You can try your hand at making a feijoada with this video.
It isn’t fair to simply describe this dish as toasted manioc flour, because farofa is so good and it tastes like nothing you’ve tasted. It’s very easy to make this versatile dish: add bacon, scallions, eggs, olives, and even banana if want! Be creative! Farofa is usually sprinkled over rice and beans, and it's an essential side dish for feijoada.

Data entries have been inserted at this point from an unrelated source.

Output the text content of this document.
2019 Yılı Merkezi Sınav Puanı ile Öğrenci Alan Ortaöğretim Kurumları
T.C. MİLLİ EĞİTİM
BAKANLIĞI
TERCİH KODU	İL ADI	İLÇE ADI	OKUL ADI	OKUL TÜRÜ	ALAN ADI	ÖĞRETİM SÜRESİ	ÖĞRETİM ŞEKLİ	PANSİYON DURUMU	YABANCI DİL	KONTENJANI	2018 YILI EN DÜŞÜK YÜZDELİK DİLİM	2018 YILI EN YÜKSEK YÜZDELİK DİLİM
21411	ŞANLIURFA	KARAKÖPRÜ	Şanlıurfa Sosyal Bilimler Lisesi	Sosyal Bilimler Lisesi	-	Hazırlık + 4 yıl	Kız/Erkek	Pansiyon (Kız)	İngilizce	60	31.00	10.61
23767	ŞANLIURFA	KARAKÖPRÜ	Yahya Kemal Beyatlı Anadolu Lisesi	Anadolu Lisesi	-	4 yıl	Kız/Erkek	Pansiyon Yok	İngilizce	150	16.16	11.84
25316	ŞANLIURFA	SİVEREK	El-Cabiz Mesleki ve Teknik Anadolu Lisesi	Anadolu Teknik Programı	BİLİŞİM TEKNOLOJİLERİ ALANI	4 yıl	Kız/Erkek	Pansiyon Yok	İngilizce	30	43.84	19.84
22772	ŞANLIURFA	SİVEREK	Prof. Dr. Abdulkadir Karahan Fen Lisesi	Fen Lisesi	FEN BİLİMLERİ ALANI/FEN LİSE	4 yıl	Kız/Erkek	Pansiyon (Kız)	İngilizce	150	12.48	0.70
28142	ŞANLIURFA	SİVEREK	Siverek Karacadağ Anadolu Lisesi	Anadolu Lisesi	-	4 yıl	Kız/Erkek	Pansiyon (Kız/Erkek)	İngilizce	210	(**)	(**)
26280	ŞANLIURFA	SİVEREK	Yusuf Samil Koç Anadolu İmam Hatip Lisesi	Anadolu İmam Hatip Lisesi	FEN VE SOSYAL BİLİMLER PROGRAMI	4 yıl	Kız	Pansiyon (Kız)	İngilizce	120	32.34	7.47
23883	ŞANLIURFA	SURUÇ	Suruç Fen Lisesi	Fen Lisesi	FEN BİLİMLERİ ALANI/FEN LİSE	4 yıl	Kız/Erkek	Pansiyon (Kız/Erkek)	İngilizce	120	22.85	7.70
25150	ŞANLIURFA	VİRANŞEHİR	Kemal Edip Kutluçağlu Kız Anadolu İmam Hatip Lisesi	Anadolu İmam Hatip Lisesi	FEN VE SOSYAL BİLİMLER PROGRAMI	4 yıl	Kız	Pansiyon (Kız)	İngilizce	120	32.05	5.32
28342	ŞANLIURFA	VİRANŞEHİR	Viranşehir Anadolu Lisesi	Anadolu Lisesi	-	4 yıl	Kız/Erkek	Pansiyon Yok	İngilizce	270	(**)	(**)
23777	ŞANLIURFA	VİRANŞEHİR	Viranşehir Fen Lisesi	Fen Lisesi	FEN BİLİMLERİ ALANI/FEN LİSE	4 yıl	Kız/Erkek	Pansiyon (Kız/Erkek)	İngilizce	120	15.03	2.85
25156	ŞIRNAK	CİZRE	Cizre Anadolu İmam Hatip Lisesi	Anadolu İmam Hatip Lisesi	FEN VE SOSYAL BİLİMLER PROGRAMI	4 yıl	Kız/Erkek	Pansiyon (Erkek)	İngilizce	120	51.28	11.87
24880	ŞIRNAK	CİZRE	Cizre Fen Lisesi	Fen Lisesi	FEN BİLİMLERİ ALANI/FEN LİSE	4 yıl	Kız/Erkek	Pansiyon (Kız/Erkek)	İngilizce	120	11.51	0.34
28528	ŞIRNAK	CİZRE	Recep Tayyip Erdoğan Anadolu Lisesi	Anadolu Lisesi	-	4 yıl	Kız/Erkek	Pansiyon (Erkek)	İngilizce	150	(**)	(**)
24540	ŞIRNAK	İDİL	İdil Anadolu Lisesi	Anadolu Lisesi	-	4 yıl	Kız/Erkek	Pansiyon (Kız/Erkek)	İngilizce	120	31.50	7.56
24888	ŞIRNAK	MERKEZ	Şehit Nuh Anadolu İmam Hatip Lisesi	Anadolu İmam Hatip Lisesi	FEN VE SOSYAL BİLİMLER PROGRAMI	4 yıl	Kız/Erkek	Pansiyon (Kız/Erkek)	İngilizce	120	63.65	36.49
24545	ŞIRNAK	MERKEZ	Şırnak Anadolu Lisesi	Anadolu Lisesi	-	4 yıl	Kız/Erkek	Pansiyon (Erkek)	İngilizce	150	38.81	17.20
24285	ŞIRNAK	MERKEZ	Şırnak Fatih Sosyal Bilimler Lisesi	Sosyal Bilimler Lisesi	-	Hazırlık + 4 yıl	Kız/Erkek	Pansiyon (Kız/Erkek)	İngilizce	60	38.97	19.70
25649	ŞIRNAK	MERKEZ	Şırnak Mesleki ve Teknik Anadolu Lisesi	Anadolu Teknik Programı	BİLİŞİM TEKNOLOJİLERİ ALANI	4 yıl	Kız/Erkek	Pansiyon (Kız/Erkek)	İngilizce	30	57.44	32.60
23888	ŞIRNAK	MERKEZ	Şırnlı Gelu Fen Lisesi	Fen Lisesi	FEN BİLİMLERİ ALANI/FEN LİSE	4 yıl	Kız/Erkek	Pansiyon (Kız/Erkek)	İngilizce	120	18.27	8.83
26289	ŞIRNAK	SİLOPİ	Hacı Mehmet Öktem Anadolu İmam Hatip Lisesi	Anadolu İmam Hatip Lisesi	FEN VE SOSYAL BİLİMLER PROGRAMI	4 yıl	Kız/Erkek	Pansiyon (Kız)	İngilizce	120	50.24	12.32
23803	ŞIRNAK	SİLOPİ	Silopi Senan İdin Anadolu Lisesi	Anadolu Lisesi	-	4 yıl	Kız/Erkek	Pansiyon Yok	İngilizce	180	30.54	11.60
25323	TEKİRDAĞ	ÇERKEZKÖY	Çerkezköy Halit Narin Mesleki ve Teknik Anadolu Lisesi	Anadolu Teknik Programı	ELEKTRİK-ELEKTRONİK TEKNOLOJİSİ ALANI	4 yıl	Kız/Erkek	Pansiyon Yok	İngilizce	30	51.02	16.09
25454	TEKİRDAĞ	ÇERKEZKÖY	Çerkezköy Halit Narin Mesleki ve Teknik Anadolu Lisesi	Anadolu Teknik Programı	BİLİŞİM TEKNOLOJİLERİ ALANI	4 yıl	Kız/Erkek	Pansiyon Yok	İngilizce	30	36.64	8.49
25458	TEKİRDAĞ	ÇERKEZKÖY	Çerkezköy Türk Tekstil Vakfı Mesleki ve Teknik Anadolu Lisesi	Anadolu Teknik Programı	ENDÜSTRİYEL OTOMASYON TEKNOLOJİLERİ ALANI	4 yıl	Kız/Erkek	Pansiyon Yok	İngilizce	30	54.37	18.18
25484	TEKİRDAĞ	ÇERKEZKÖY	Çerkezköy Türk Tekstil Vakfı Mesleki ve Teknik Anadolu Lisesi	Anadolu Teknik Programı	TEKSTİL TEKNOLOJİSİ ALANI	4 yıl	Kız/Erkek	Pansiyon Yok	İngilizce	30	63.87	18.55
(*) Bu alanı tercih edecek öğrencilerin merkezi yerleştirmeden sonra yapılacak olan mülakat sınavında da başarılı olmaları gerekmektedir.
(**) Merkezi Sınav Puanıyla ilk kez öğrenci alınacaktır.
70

Think of fish stew, but tastier. Fish or shrimp are cooked in a traditional clay pan with coconut milk, tomatoes, onions and spices. There are two regional variants of the dish: Moqueca baiana (version from Bahia with palm oil) and Moqueca capixaba (from the State of Espirito Santo). They are both amazing. Pair it with rice and farofa.
Pão de queijo
There is nothing like a fresh out the oven pão de queijo! Crispy on the outside and chewy on the inside, these small cheese breads are Brazil’s best kept secret and can be enjoyed at breakfast or any time of the day. I love to have them as an afternoon snack with a cappuccino.
Exotic tropical fruit juices
Have you tried cashew juice? What about acerola, cupuaçu, carambola (starfruit) and cajá? In Brazil you can try a variety of delicious and healthy juices, including the star of them all: açaí. Yes, you can find açaí bowls in the U.S too, but in Brazil they are less expensive, and abundantly available.
You can try making your açaí bowl
Brazil and Argentina have been arguing for a long time who makes the best barbecue, and while I can’t say which one is the champion, I must say that if you are in Brazil and love meat, you must go to a churrascaria (Brazilian steakhouse) and have a feast on roasted prime cuts served on long skewers, and sliced on your plate by the waiters.
Salgadinho(s), which literally translates as “little salt”, are savory snacks highly regarded by Brazilians, and there’s a good reason for it. They are amazing! From the beloved coxinha (made with shredded chicken and potato) to pastel, bolinhos, esfiha and empadinha, the options are almost endless and all mouthwatering. You can find them at coffee shops and juice bars pretty much everywhere in the country, and can't leave without trying one!
At first you may think it’s a Sheppard’s Pie, but after the first bite you will realize this is completely different game. The Brazilian version is prepared with shreded carne seca - a dried, salted meat similar to beef jerky - and manioc/yucca purée. The result is delicious and it pairs very well with a cold beer.
Brazil’s national pride is sweet, decadent and goes by the name brigadeiro. An all-time favorite at birthday parties and other types of celebration throughout the country, this small chocolate ball has gained gourmet status in the recent years, and can be found at “brigaderias” - brigadeiro boutiques - in different flavors such as pistachio, hazelnuts, coconut and many other creative and delicious versions. You can make it at home. It’s super easy! Check out the recipe.
Which Brazilian food you can't wait to try?